In 2004, Albania announced plans to scrap 80 obsolete aircraft in an effort to modernize for NATO membership. The aircraft being scrapped included MiG-15s, MiG-19s, and Yakovlev trainers as well as Chinese-made (Shenyang Aircraft Corporation) F-5s and F-6s. The aircraft were stored in Kuçovë during this process. Recently, many of these retired craft have been auctioned by the government of Albania.

In 2011, the base served as a filming location for the third episode of Top Gear's sixteenth series. The episode was seen as offensive to many due to derogatory comments made about Albanians by the cast.

In August 2018, the Prime Minister of Albania, Edi Rama, announced via Facebook that NATO would be investing in the base, saying "NATO will invest more than 50 million euros ($58 million) for the first phase of the project alone, to modernise air base in Kuçova."

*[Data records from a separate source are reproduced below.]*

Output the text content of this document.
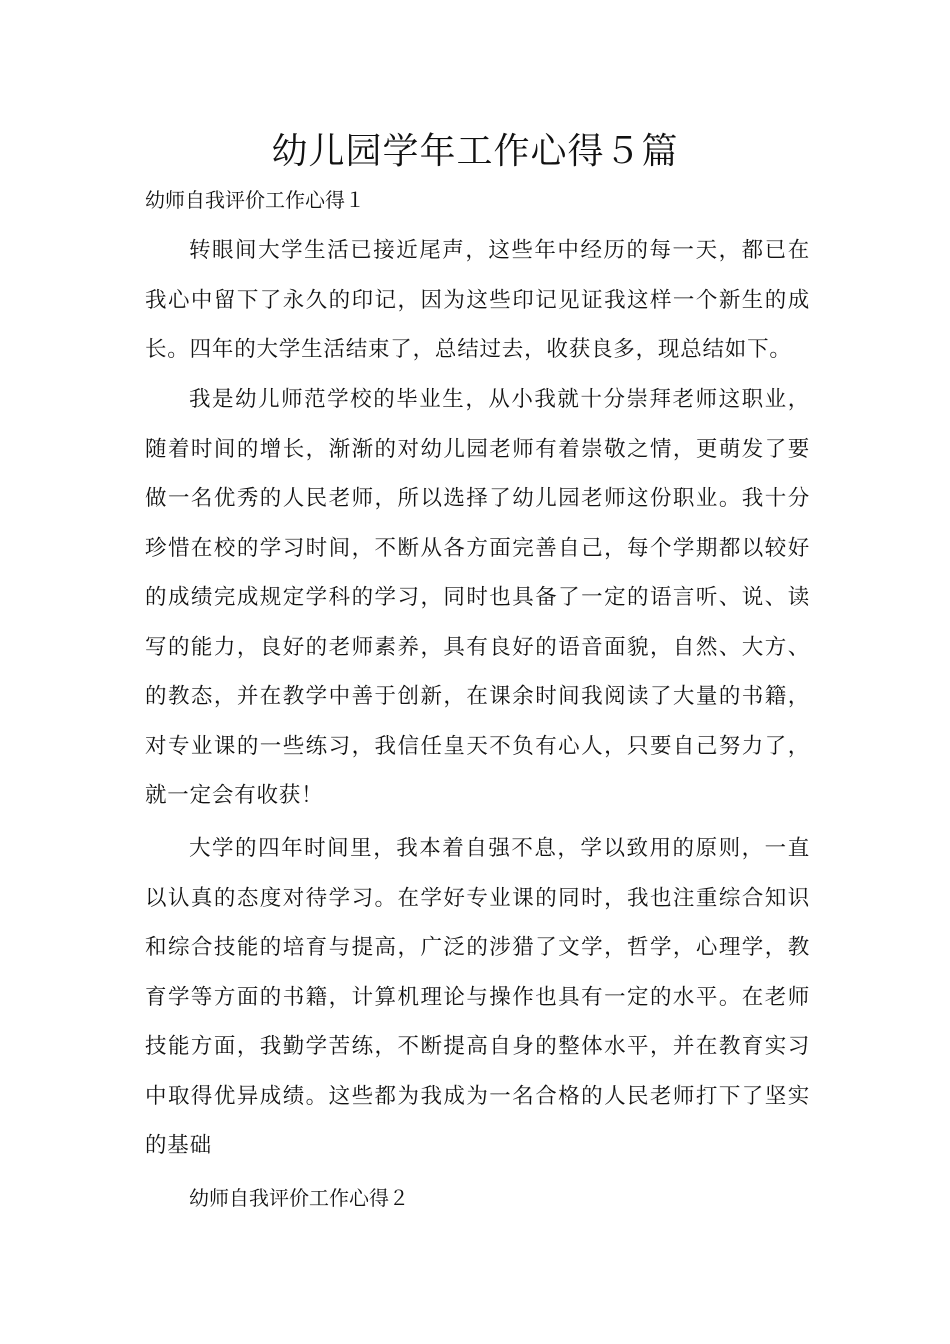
幼儿园学年工作心得５篇
幼师自我评价工作心得１

转眼间大学生活已接近尾声，这些年中经历的每一天，都已在我心中留下了永久的印记，因为这些印记见证我这样一个新生的成长。四年的大学生活结束了，总结过去，收获良多，现总结如下。

我是幼儿师范学校的毕业生，从小我就十分崇拜老师这职业，随着时间的增长，渐渐的对幼儿园老师有着崇敬之情，更萌发了要做一名优秀的人民老师，所以选择了幼儿园老师这份职业。我十分珍惜在校的学习时间，不断从各方面完善自己，每个学期都以较好的成绩完成规定学科的学习，同时也具备了一定的语言听、说、读写的能力，良好的老师素养，具有良好的语音面貌，自然、大方、的教态，并在教学中善于创新，在课余时间我阅读了大量的书籍，对专业课的一些练习，我信任皇天不负有心人，只要自己努力了，就一定会有收获！

大学的四年时间里，我本着自强不息，学以致用的原则，一直以认真的态度对待学习。在学好专业课的同时，我也注重综合知识和综合技能的培育与提高，广泛的涉猎了文学，哲学，心理学，教育学等方面的书籍，计算机理论与操作也具有一定的水平。在老师技能方面，我勤学苦练，不断提高自身的整体水平，并在教育实习中取得优异成绩。这些都为我成为一名合格的人民老师打下了坚实的基础

幼师自我评价工作心得２
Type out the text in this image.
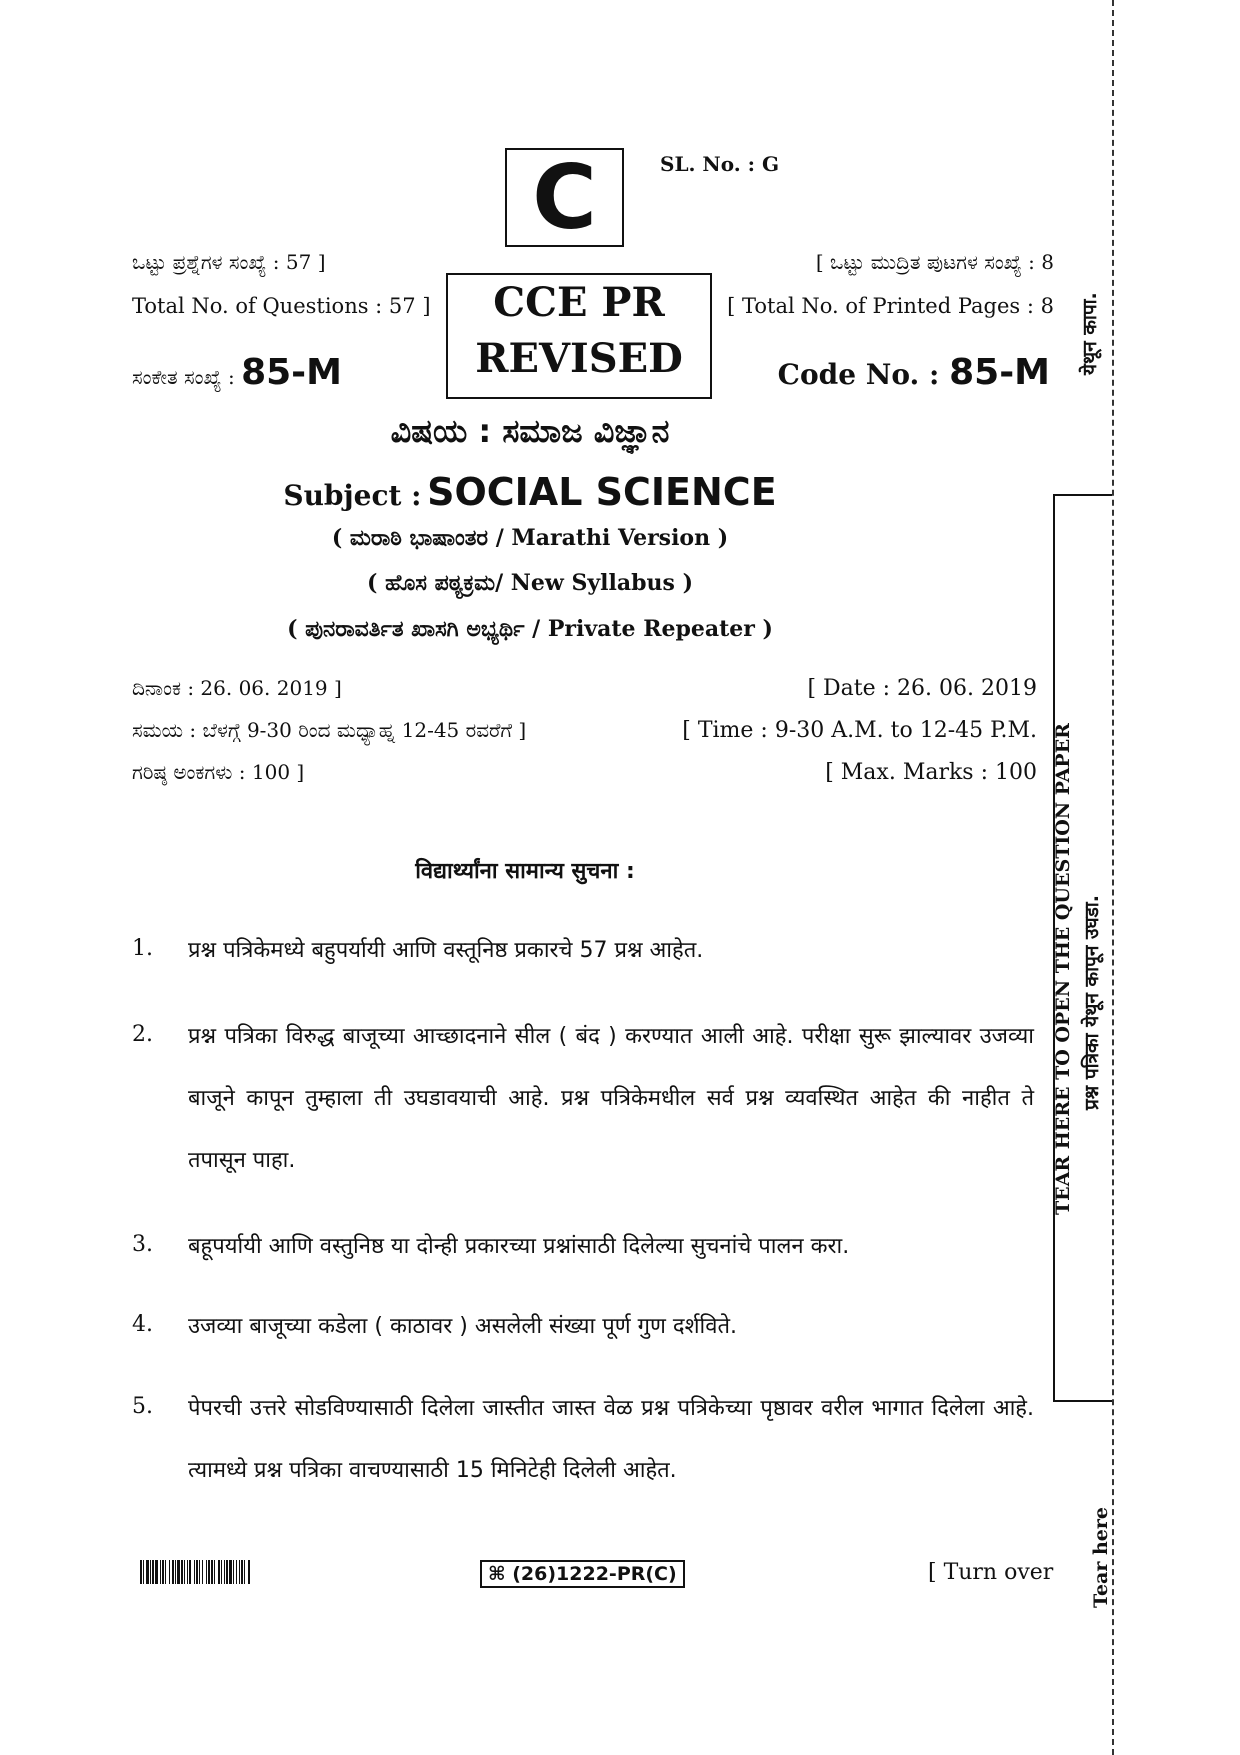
C	SL. No. : G
ಒಟ್ಟು ಪ್ರಶ್ನೆಗಳ ಸಂಖ್ಯೆ : 57 ]
Total No. of Questions : 57 ]	CCE PR
REVISED
[ ಒಟ್ಟು ಮುದ್ರಿತ ಪುಟಗಳ ಸಂಖ್ಯೆ : 8
[ Total No. of Printed Pages : 8
ಸಂಕೇತ ಸಂಖ್ಯೆ : 85-M	Code No. : 85-M
ವಿಷಯ : ಸಮಾಜ ವಿಜ್ಞಾನ
Subject : SOCIAL SCIENCE
( ಮರಾಠಿ ಭಾಷಾಂತರ / Marathi Version )
( ಹೊಸ ಪಠ್ಯಕ್ರಮ/ New Syllabus )
( ಪುನರಾವರ್ತಿತ ಖಾಸಗಿ ಅಭ್ಯರ್ಥಿ / Private Repeater )
ದಿನಾಂಕ : 26. 06. 2019 ]	[ Date : 26. 06. 2019
ಸಮಯ : ಬೆಳಗ್ಗೆ 9-30 ರಿಂದ ಮಧ್ಯಾಹ್ನ 12-45 ರವರೆಗೆ ]	[ Time : 9-30 A.M. to 12-45 P.M.
ಗರಿಷ್ಠ ಅಂಕಗಳು : 100 ]	[ Max. Marks : 100
विद्यार्थ्यांना सामान्य सुचना :
1. प्रश्न पत्रिकेमध्ये बहुपर्यायी आणि वस्तूनिष्ठ प्रकारचे 57 प्रश्न आहेत.
2. प्रश्न पत्रिका विरुद्ध बाजूच्या आच्छादनाने सील ( बंद ) करण्यात आली आहे. परीक्षा सुरू झाल्यावर उजव्या बाजूने कापून तुम्हाला ती उघडावयाची आहे. प्रश्न पत्रिकेमधील सर्व प्रश्न व्यवस्थित आहेत की नाहीत ते तपासून पाहा.
3. बहूपर्यायी आणि वस्तुनिष्ठ या दोन्ही प्रकारच्या प्रश्नांसाठी दिलेल्या सुचनांचे पालन करा.
4. उजव्या बाजूच्या कडेला ( काठावर ) असलेली संख्या पूर्ण गुण दर्शविते.
5. पेपरची उत्तरे सोडविण्यासाठी दिलेला जास्तीत जास्त वेळ प्रश्न पत्रिकेच्या पृष्ठावर वरील भागात दिलेला आहे. त्यामध्ये प्रश्न पत्रिका वाचण्यासाठी 15 मिनिटेही दिलेली आहेत.
⌘ (26)1222-PR(C)	[ Turn over
येथून कापा.
TEAR HERE TO OPEN THE QUESTION PAPER प्रश्न पत्रिका येथून कापून उघडा.
Tear here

One feature of Kuçovë Air Base is the underground hangar, accessed by a separate taxiway among the farm fields, about 1 km east of the main taxiway, dispersal, and runway complex.

On 4 March 2024 the renovated Air Base was inaugurated.
==Use after 2021 renovation==
In 2021, the investments for the revitalization of the installations of the Kuçova base were planned to be carried out. "Already today we are at the end of the implementation of 3 important projects such as the fencing and security system, as well as the perimeter protection of the base. Approximately 50 million euros have been invested by NATO and more than 5 million euros have been invested by the Albanian government", explains the Commander of the Air Force.

Brigadier General Ferdinand Dimo explains the functions that will be performed by this base: "We are at the end of all the works for the Air Force troops to train at this base. But not only that, NATO troops and NATO aircraft can be accommodated, trained and flown from the Kuçova air base, which is already a NATO tactical air base."

NATO's tactical base in Kuçovë will also serve positively in the economic development of the entire district of Berat. "The construction of the NATO air base in Kuçovë has an extraordinary development impact in the community and in the entire area of the Berat district" according to Brigadier General Ferdinand Dimo.

After renovation, since March 2024 the air base has hosted NATO Balkan air policing, NATO flight operations and Albanian Air Force operations.